On March 23, 1859, Lane embarked at Boston, Massachusetts, on the steamer Arabia, bound for Liverpool, England. He toured London, Paris, Brussels, Antwerp, Rotterdam, and Amsterdam. Next he went to Berlin, Prague, Dresden, Leipzig, Nuremberg, Frankfort, Cologne, Switzerland, and Italy. He returned to New York, from London, arriving after more than a year away on April 27, 1860. He visited libraries and museums throughout the trip.

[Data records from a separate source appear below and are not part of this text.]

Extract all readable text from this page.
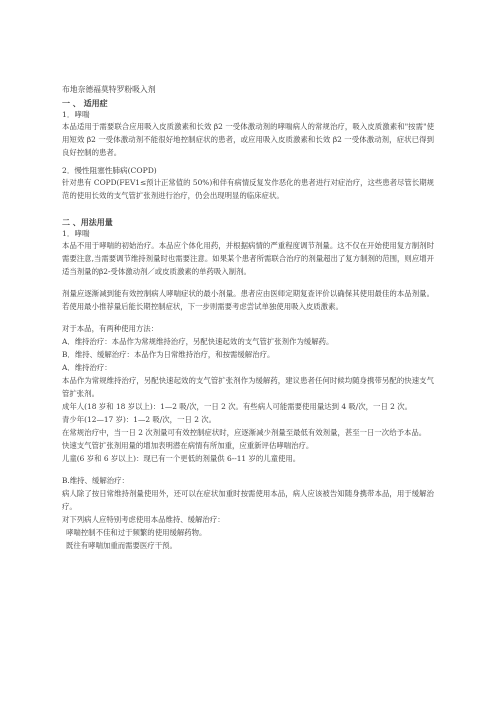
布地奈德福莫特罗粉吸入剂
一 、 适用症
1．哮喘
本品适用于需要联合应用吸入皮质激素和长效 β2 一受体激动剂的哮喘病人的常规治疗，吸入皮质激素和"按需"使用短效 β2 一受体激动剂不能很好地控制症状的患者，或应用吸入皮质激素和长效 β2 一受体激动剂，症状已得到良好控制的患者。
2．慢性阻塞性肺病(COPD)
针对患有 COPD(FEV1≤预计正常值的 50%)和伴有病情反复发作恶化的患者进行对症治疗，这些患者尽管长期规范的使用长效的支气管扩张剂进行治疗，仍会出现明显的临床症状。
二 、用法用量
1．哮喘
本品不用于哮喘的初始治疗。本品应个体化用药，并根据病情的严重程度调节剂量。这不仅在开始使用复方制剂时需要注意,当需要调节维持剂量时也需要注意。如果某个患者所需联合治疗的剂量超出了复方制剂的范围，则应增开适当剂量的β2-受体激动剂／或皮质激素的单药吸入制剂。
剂量应逐渐减到能有效控制病人哮喘症状的最小剂量。患者应由医师定期复查评价以确保其使用最佳的本品剂量。若使用最小推荐量后能长期控制症状，下一步则需要考虑尝试单独使用吸入皮质激素。
对于本品，有两种使用方法：
A．维持治疗：本品作为常规维持治疗，另配快速起效的支气管扩张剂作为缓解药。
B．维持、缓解治疗：本品作为日常维持治疗，和按需缓解治疗。
A．维持治疗：
本品作为常规维持治疗，另配快速起效的支气管扩张剂作为缓解药，建议患者任何时候均随身携带另配的快速支气管扩张剂。
成年人(18 岁和 18 岁以上)：1—2 吸/次，一日 2 次。有些病人可能需要使用量达到 4 吸/次，一日 2 次。
青少年(12—17 岁)：1—2 吸/次，一日 2 次。
在常规治疗中，当一日 2 次剂量可有效控制症状时，应逐渐减少剂量至最低有效剂量，甚至一日一次给予本品。
快速支气管扩张剂用量的增加表明潜在病情有所加重，应重新评估哮喘治疗。
儿童(6 岁和 6 岁以上)：现已有一个更低的剂量供 6--11 岁的儿童使用。
B.维持、缓解治疗：
病人除了按日常维持剂量使用外，还可以在症状加重时按需使用本品，病人应该被告知随身携带本品，用于缓解治疗。
对下列病人应特别考虑使用本品维持、缓解治疗：
哮喘控制不佳和过于频繁的使用缓解药物。
既往有哮喘加重而需要医疗干预。
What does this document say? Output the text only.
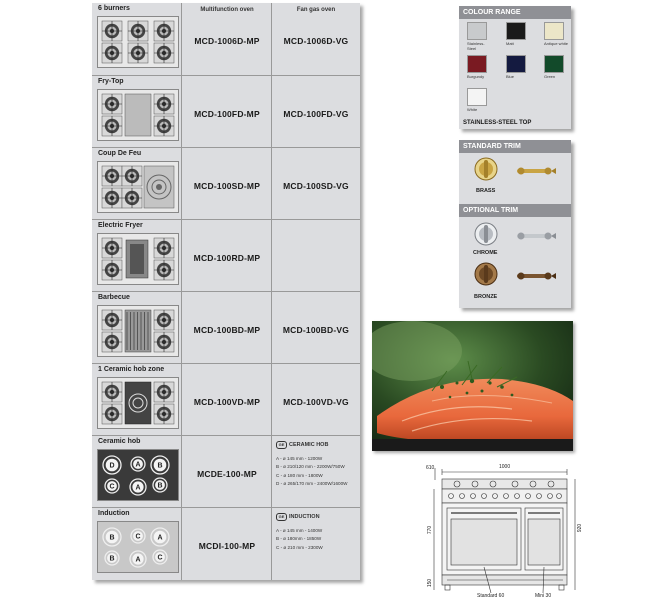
Multifunction oven	Fan gas oven
6 burners
MCD-1006D-MP	MCD-1006D-VG
Fry-Top
MCD-100FD-MP	MCD-100FD-VG
Coup De Feu
MCD-100SD-MP	MCD-100SD-VG
Electric Fryer
MCD-100RD-MP
Barbecue
MCD-100BD-MP	MCD-100BD-VG
1 Ceramic hob zone
MCD-100VD-MP	MCD-100VD-VG
Ceramic hob
D	A B
C	A B
MCDE-100-MP
GE CERAMIC HOB
A - ø 145 mm - 1200W
B - ø 210/120 mm - 2200W/750W
C - ø 180 mm - 1800W
D - ø 265/170 mm - 2400W/1600W
Induction
B	C A
B	A C
MCDI-100-MP
GE INDUCTION
A - ø 145 mm - 1400W
B - ø 180mm - 1850W
C - ø 210 mm - 2300W
COLOUR RANGE
Stainless-Steel
Matt	Antique white
Burgundy	Blue	Green
White
STAINLESS-STEEL TOP
STANDARD TRIM
BRASS
OPTIONAL TRIM
CHROME
BRONZE
1000
610
770	920
150
Standard 60	Mini 30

Lane devoted his remaining years at Sandusky to studies in his personal library of 4000 books, in the English, French and German languages. Upon his death, this collection was passed to his son, Dr. Ebenezer S. Lane, Jr. of Chicago. It was the only library collection within the city to survive the Great Chicago Fire of 1871. Lane's grandchildren donated the collection to the University of Chicago

==Personal==
Lane and his wife had three children, Dr. Ebenezer S. Lane, of Chicago, Frances Elizabeth, wife of Alfred Cheseborough of Detroit, and William Griswold Lane, lawyer and judge from Sandusky, who married Elizabeth Griswold of Lyme, Connecticut in 1850. He was a member of the Episcopal Church. The New England Historic Genealogical Society elected him a member in 1856, and he was a member of the New York Historical Society, Ohio Historical Society and Chicago Historical Society. He died at Sandusky on June 12, 1866, and his funeral was at his home on June 14. He is interred at Oakland Cemetery in Sandusky.

==Reputation==

He was one of the many able men who have sat on the Supreme Court of Ohio. He had penetrating sagacity and rare intellectual powers, was profoundly versed in the law, and was an omnivorous reader of literature. On the bench he shunned display of learning, and was for the most part content with stating the facts and principles of law which controlled the case; and his opinions, concise, direct, and cogent are conspicuous in the reports for their simplicity and strength.
— Carrington T. Marshall

He came to the Bar when the jurisprudence of Ohio was yet not settled, and brought to its cultivation great general ability, patient research, both in civil and common law and logical power and acumen. His thorough knowledge of the civil law and his varied and extensive and accurate historical learning, qualified him to compare the systems of our several states and of other countries and to educe the great principles which lie at the foundations of all systems of jurisprudence. Ohio will never fully understand how much she is indebted to Judge Lane and those like him, who, before and with him, wrought at the foundation of our social security and general happiness and progress as a State.
— C.L. Latimer

==Lane Seminary==
The Lane Theological Seminary, a Presbyterian institution in Walnut Hills, Cincinnati was endowed in 1829 by a different person named Ebenezer Lane, a Baptist from New Orleans, Louisiana. The subject of this article was not connected with this institution.